Comparison of staining procedures
In this test serial tissue sections were stained using either Hematoxylin/Eosin (HE), Nuclear Fast Red (NFR), Methylgreen (MG) or Methylene Blue (MB). Areas corresponding to 2000 cells were dissected, the RNA purified using Manufacturer B (3 replicates each) and analyzed with the 2100 bioanalyzer (figure 5A) and the Light-Cycler as above. The cDNA input for the PCR corresponded to a fourth of the RNA amount used for the 2100 bioanalyzer run. The melting curve proves the specificity of the products (figure 5B), while the growth curve reflects the starting amount of RNA (figure 5C). In contrast to the test with Manufacturer C (see above) NFR was the optimal stain, though the Cp-values lay very close together (only half a cycle difference) except for MB which showed worse results. (CpNFR: 34,7; CpHE: 35,2; CpMG: 35,8; CpMB: 37,6). This real-time RT-PCR results again correlated well with the 2100 bioanalyzer values.

RNA derived from laser-microdissected tissue isolated by the PALMMicroBeam system is of high quality and can be analyzed efficiently using the RNA 6000 Pico assay with the Agilent 2100 bioanalyzer.
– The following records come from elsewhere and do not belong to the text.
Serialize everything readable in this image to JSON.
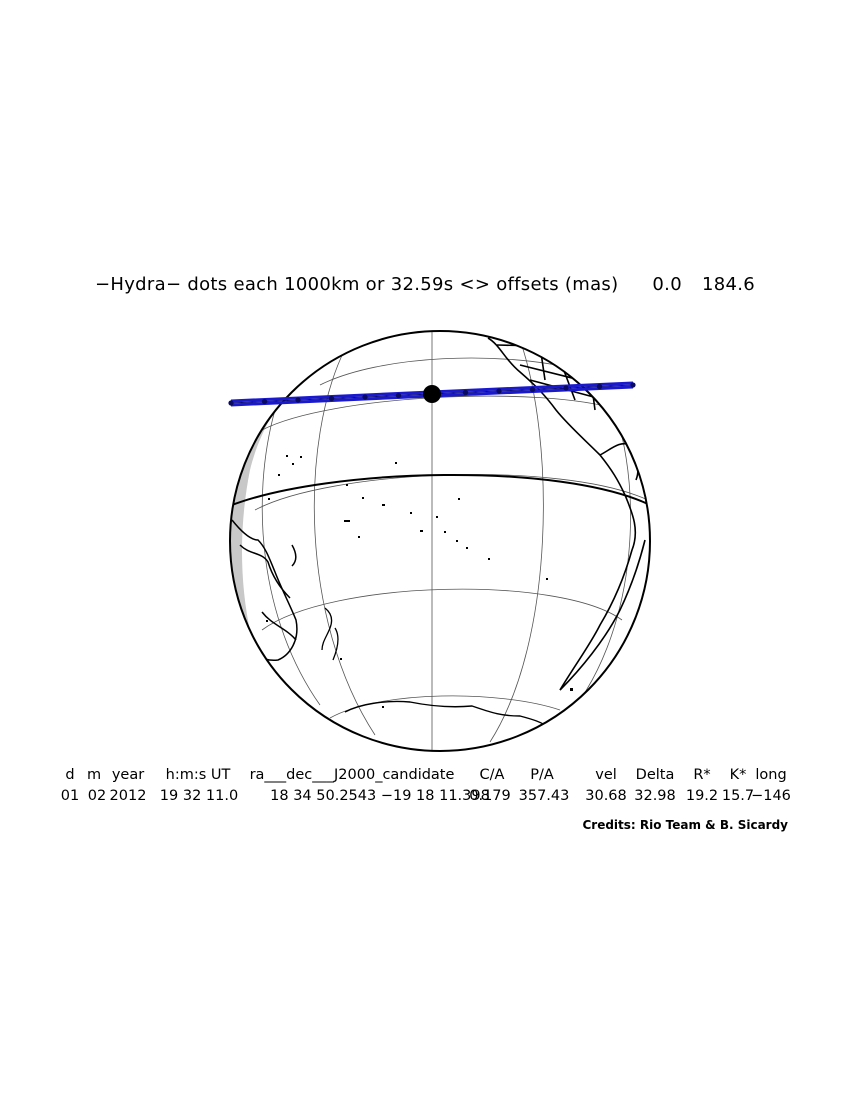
{
  "title": {
    "object": "−Hydra−",
    "caption": "dots each 1000km or 32.59s <> offsets (mas)",
    "offset_ra": "0.0",
    "offset_dec": "184.6"
  },
  "table": {
    "headers": [
      "d",
      "m",
      "year",
      "h:m:s UT",
      "ra___dec___J2000_candidate",
      "C/A",
      "P/A",
      "vel",
      "Delta",
      "R*",
      "K*",
      "long"
    ],
    "values": [
      "01",
      "02",
      "2012",
      "19 32 11.0",
      "18 34 50.2543 −19 18 11.398",
      "0.179",
      "357.43",
      "30.68",
      "32.98",
      "19.2",
      "15.7",
      "−146"
    ]
  },
  "credits": "Credits: Rio Team & B. Sicardy",
  "colors": {
    "globe_outline": "#000000",
    "night_shade": "#c8c8c8",
    "occultation_path": "#1a1acc",
    "coastline": "#000000"
  }
}
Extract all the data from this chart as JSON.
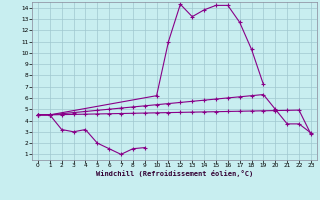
{
  "bg_color": "#c8eef0",
  "grid_color": "#a0c8d0",
  "line_color": "#880088",
  "xlabel": "Windchill (Refroidissement éolien,°C)",
  "xlim": [
    -0.5,
    23.5
  ],
  "ylim": [
    0.5,
    14.5
  ],
  "xticks": [
    0,
    1,
    2,
    3,
    4,
    5,
    6,
    7,
    8,
    9,
    10,
    11,
    12,
    13,
    14,
    15,
    16,
    17,
    18,
    19,
    20,
    21,
    22,
    23
  ],
  "yticks": [
    1,
    2,
    3,
    4,
    5,
    6,
    7,
    8,
    9,
    10,
    11,
    12,
    13,
    14
  ],
  "line1_x": [
    0,
    1,
    2,
    3,
    4,
    5,
    6,
    7,
    8,
    9
  ],
  "line1_y": [
    4.5,
    4.5,
    3.2,
    3.0,
    3.2,
    2.0,
    1.5,
    1.0,
    1.5,
    1.6
  ],
  "line2_x": [
    0,
    1,
    10,
    11,
    12,
    13,
    14,
    15,
    16,
    17,
    18,
    19
  ],
  "line2_y": [
    4.5,
    4.5,
    6.2,
    11.0,
    14.3,
    13.2,
    13.8,
    14.2,
    14.2,
    12.7,
    10.3,
    7.2
  ],
  "line3_x": [
    0,
    1,
    2,
    3,
    4,
    5,
    6,
    7,
    8,
    9,
    10,
    11,
    12,
    13,
    14,
    15,
    16,
    17,
    18,
    19,
    20,
    21,
    22,
    23
  ],
  "line3_y": [
    4.5,
    4.5,
    4.6,
    4.7,
    4.8,
    4.9,
    5.0,
    5.1,
    5.2,
    5.3,
    5.4,
    5.5,
    5.6,
    5.7,
    5.8,
    5.9,
    6.0,
    6.1,
    6.2,
    6.3,
    5.0,
    3.7,
    3.7,
    2.9
  ],
  "line4_x": [
    0,
    1,
    2,
    3,
    4,
    5,
    6,
    7,
    8,
    9,
    10,
    11,
    12,
    13,
    14,
    15,
    16,
    17,
    18,
    19,
    20,
    21,
    22,
    23
  ],
  "line4_y": [
    4.5,
    4.5,
    4.52,
    4.54,
    4.56,
    4.58,
    4.6,
    4.62,
    4.64,
    4.66,
    4.68,
    4.7,
    4.72,
    4.74,
    4.76,
    4.78,
    4.8,
    4.82,
    4.84,
    4.86,
    4.88,
    4.9,
    4.92,
    2.8
  ]
}
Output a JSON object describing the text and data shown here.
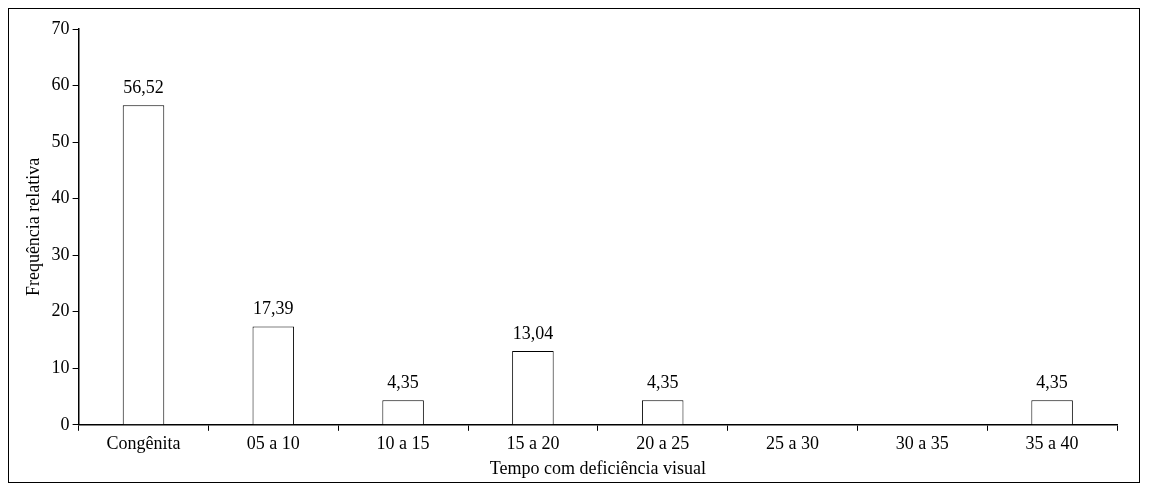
{
  "chart_data": {
    "type": "bar",
    "xlabel": "Tempo com deficiência visual",
    "ylabel": "Frequência relativa",
    "categories": [
      "Congênita",
      "05 a 10",
      "10 a 15",
      "15 a 20",
      "20 a 25",
      "25 a 30",
      "30 a 35",
      "35 a 40"
    ],
    "values": [
      56.52,
      17.39,
      4.35,
      13.04,
      4.35,
      0,
      0,
      4.35
    ],
    "value_labels": [
      "56,52",
      "17,39",
      "4,35",
      "13,04",
      "4,35",
      null,
      null,
      "4,35"
    ],
    "color": "#ffffff",
    "ylim": [
      0,
      70
    ],
    "yticks": [
      0,
      10,
      20,
      30,
      40,
      50,
      60,
      70
    ],
    "grid": false,
    "legend": false
  }
}
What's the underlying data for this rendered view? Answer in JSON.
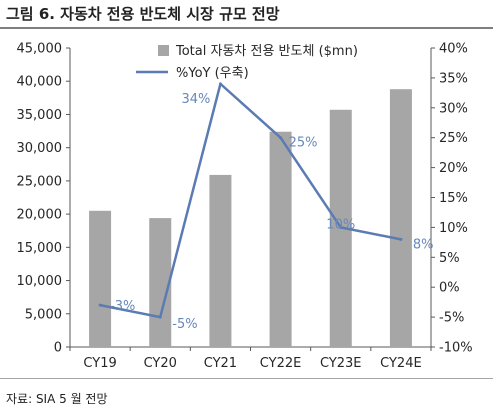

RNA-purification kits of different manufacturers and various common staining procedures have been tested and were compatible with the Pico Assay. Nevertheless, it seems to be advisable that any extraction protocol and staining method should be tested in combination to find the optimal procedure for tissue microdissection experiments. The RNA 6000 Pico kit is well suited to show differences in RNA quality and, therefore, is an ideal tool to optimize experimental conditions. Its unprecedented sensitivity allows for the first time quality control in the context of microdissection experiments ensuring successful gene expression profiling experiments.